For the number of misspelled words, I used the pyspellchecker library, and computed all of the metrics in one pass:

sc: SpellChecker = SpellChecker()

for text in df["message_text"]:
words: List[str] = word_tokenize(text)
word_counts.append(len(words))
sentence_counts.append(len(sent_tokenize(text)))
if len(words) == 0:
mean_word_lengths.append(0)
else:
mean_word_lengths.append(np.mean([len(word) for word in words]))
misspelled_word_counts.append(len(sc.unknown(words)))
lexical_diversity_scores.append(len(text) / len(set(text)))

df["word_count"] = word_counts
df["sentence_count"] = sentence_counts
df["mean_word_length"] = mean_word_lengths
df["misspelled_word_count"] = misspelled_word_counts
df["lexical_diversity"] = lexical_diversity_scores


## Model Selection

I used a grid search method to tune a pipeline containing a random forest classifier for each dataset. For the bag-of-words features, I used singular value decomposition to reduce the number of features that were being used and make it more computationally tractable. For the custom features, I scaled the data to make sure unique words or someone with a penchant for long words wouldn’t throw off the statistics.

## Classification Results

No machine learning project is complete with eye candy charts and metrics!

### Family Chat

Overall, it was a mixed bag. The bag-of-words model’s overall accuray was 92%, versus 90% for the custom features. Precision, recall, and F1 all showed relatively high scores.

### Other Chats

Once I had the process nailed down, I ran it against a couple of other text streams from my phone. For the text chat between Karoline and I, the models achieved fairly good performance.
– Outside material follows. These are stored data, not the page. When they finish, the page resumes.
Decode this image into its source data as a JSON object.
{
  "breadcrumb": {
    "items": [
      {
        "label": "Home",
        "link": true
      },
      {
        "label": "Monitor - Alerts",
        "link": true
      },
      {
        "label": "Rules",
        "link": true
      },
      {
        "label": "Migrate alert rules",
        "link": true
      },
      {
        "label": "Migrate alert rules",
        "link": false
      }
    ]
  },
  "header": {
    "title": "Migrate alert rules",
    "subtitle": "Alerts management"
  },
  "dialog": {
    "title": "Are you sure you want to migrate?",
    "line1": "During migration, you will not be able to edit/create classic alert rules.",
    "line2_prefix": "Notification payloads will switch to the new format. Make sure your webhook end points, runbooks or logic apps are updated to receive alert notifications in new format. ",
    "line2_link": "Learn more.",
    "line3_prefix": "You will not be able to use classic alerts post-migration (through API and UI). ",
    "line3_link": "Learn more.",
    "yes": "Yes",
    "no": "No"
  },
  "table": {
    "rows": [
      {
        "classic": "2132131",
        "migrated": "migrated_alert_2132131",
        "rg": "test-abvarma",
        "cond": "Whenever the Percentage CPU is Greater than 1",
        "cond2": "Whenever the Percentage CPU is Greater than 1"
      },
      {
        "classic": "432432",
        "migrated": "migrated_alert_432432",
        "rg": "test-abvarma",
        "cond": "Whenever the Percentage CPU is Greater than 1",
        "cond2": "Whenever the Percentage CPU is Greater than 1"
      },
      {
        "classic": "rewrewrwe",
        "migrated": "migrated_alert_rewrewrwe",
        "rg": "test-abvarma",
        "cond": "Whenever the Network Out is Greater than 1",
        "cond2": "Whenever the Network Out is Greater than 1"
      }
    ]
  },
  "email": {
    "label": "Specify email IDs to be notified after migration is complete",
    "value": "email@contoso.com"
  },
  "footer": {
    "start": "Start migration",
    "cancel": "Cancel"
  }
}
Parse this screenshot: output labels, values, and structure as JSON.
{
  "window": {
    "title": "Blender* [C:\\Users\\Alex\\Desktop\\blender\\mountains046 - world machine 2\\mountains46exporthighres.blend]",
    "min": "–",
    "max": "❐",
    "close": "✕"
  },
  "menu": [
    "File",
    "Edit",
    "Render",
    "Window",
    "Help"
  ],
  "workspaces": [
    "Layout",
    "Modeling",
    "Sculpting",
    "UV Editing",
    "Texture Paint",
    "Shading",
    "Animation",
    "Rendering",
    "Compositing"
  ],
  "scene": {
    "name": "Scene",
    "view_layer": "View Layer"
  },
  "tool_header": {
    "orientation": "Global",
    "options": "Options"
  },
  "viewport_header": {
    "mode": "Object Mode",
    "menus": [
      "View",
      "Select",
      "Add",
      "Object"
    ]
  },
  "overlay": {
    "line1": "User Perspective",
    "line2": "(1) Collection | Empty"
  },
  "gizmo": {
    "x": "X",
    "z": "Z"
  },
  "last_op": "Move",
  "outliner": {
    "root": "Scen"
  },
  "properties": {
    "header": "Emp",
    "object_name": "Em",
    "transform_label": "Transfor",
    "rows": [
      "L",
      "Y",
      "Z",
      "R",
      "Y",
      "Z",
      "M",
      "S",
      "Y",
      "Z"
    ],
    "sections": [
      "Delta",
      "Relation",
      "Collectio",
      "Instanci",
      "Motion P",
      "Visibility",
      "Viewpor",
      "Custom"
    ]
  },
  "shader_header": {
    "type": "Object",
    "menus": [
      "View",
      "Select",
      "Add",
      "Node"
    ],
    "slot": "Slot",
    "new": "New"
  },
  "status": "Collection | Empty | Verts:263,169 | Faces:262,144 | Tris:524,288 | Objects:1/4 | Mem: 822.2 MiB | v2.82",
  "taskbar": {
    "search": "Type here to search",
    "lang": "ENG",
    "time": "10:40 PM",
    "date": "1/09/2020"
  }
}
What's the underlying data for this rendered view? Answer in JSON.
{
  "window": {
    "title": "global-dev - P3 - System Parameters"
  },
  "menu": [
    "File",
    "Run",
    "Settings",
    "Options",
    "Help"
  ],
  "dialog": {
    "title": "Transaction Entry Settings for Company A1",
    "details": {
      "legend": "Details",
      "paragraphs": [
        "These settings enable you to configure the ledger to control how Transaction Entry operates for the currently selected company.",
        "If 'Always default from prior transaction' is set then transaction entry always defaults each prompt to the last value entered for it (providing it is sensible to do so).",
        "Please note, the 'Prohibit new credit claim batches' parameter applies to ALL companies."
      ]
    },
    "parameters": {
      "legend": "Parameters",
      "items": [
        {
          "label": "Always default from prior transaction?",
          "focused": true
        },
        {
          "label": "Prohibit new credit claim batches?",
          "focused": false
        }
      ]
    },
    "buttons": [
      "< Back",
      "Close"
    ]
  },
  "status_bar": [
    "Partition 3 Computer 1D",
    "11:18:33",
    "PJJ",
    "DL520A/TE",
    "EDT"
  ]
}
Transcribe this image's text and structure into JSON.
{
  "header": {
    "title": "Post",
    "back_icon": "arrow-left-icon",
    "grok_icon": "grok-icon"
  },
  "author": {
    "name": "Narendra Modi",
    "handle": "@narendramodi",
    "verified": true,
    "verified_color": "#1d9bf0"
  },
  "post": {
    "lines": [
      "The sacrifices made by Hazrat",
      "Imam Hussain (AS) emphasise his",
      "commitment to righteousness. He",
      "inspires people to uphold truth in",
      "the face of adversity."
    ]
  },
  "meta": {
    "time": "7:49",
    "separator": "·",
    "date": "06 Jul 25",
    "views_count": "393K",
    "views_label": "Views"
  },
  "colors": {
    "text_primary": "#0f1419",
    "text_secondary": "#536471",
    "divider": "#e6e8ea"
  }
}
Accuracy with the custom features was ~98%, with similar F1 and precision scores.

And a text chat with Matt and two friends of ours:

## Conclusion

This was a pretty fun project. It was a good experience digging into Android internals, cleaning data, and automating a model training pipeline from ingest to prediction and analysis. I got familiar with a few new Python libraries for dealing with different data types and wildly imbalanced datasets.